À McMasterville, le fabricant suédois Northvolt prévoit fabriquer des batteries similaires à celles qui sortent déjà de son usine Northvolt Ett (« Northvolt Un ») de Skellefteå, en Suède. Il s’agit de batteries au lithium dont la cathode est composée de nickel, de manganèse et de cobalt. La recette exacte de Northvolt est appelée Lingonberry NMC. Le mot« lingonberry » se traduit en français par airelle rouge. Cette petite baie peut être transformée en une gelée qui, dit-on, accompagne à merveille les légendaires boulettes de viande suédoises.

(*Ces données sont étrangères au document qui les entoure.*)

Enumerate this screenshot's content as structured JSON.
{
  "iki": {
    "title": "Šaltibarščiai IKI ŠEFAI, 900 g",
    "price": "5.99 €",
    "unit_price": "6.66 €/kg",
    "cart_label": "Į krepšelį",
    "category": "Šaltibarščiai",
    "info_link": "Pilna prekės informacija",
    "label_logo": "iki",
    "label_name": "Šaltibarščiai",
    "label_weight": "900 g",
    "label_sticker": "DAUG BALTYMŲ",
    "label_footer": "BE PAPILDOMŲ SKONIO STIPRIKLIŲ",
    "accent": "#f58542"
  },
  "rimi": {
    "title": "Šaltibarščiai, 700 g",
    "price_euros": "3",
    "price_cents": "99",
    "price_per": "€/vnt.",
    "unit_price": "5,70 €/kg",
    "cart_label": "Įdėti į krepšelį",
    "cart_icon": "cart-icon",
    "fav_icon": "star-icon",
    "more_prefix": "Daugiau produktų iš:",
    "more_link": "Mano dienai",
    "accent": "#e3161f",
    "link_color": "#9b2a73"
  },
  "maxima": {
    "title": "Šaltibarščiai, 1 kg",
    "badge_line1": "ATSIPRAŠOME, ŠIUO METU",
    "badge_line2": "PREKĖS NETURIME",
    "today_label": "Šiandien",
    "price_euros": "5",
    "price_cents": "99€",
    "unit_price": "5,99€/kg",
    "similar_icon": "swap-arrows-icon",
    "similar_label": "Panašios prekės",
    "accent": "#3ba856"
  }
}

Déjà, Northvolt se targue de produire les batteries « les plus responsables », surtout grâce au fait que ses usines sont alimentées par de l’énergie renouvelable. D’ici 2030, l’entreprise promet d’incorporer dans ses batteries 50 % de matériaux recyclés, extraits de batteries en fin de vie.
NMC et LFP
Ces jours-ci, dans l’industrie automobile, on oppose aux batteries NMC une technologie similaire appelée LFP qui est plus résistante, mais moins performante. Elle est composée de lithium, de fer et de phosphate. Les batteries LFP sont moins denses, ce qui signifie qu’à poids égal, elles produisent moins d’énergie. Mais elles résistent mieux à la chaleur.
Les constructeurs de véhicules électriques semblent de plus en plus se brancher sur cette formule : pour des véhicules plus performants, les batteries NMC sont plus appropriées, alors que pour des véhicules plus durables ou plus abordables, ils se tournent vers des batteries LFP.
Mais pas tout le temps. Par exemple, LG Chem, la filiale du géant coréen LG qui est un des plus importants fournisseurs de batteries des constructeurs d’automobiles, fabrique des batteries NMC auxquelles il ajoute de l’aluminium, ce qui rend leur assemblage plus abordable. De leur côté, Northvolt et le constructeur de poids lourds suédois Scania ont dévoilé plus tôt cette année une batterie au nickel manganèse cobalt particulièrement durable, qui serait capable de faire rouler des camions pendant au moins 1,5 million de kilomètres.
En fait, on ne sait pas encore jusqu’où on peut améliorer la technologie NMC. Jeff Dahn, un pionnier de la technologie lithium-ion affilié à l’Université de Dalhousie, à Halifax, en a fait la preuve le printemps dernier. Devant d’autres chercheurs, il a présenté un prototype de batterie appelée NMC 532 qu’il testait depuis 2017 en la chargeant et la déchargeant à répétition. Sous le capot d’une voiture électrique, sa batterie aurait permis de parcourir au-delà de six millions de kilomètres, en ne perdant sur cette période que 5 % de sa performance initiale.
Lithium métallique
Cuberg, une société américaine rachetée par Northvolt en 2021, espère commercialiser un jour des batteries pour des avions électriques. Elle mise sur une chimie différente, laconiquement appelée « lithium métal ». Une batterie au lithium métal remplace par du lithium sous forme solide l’anode d’une batterie au lithium ion, qui est généralement composée de graphite.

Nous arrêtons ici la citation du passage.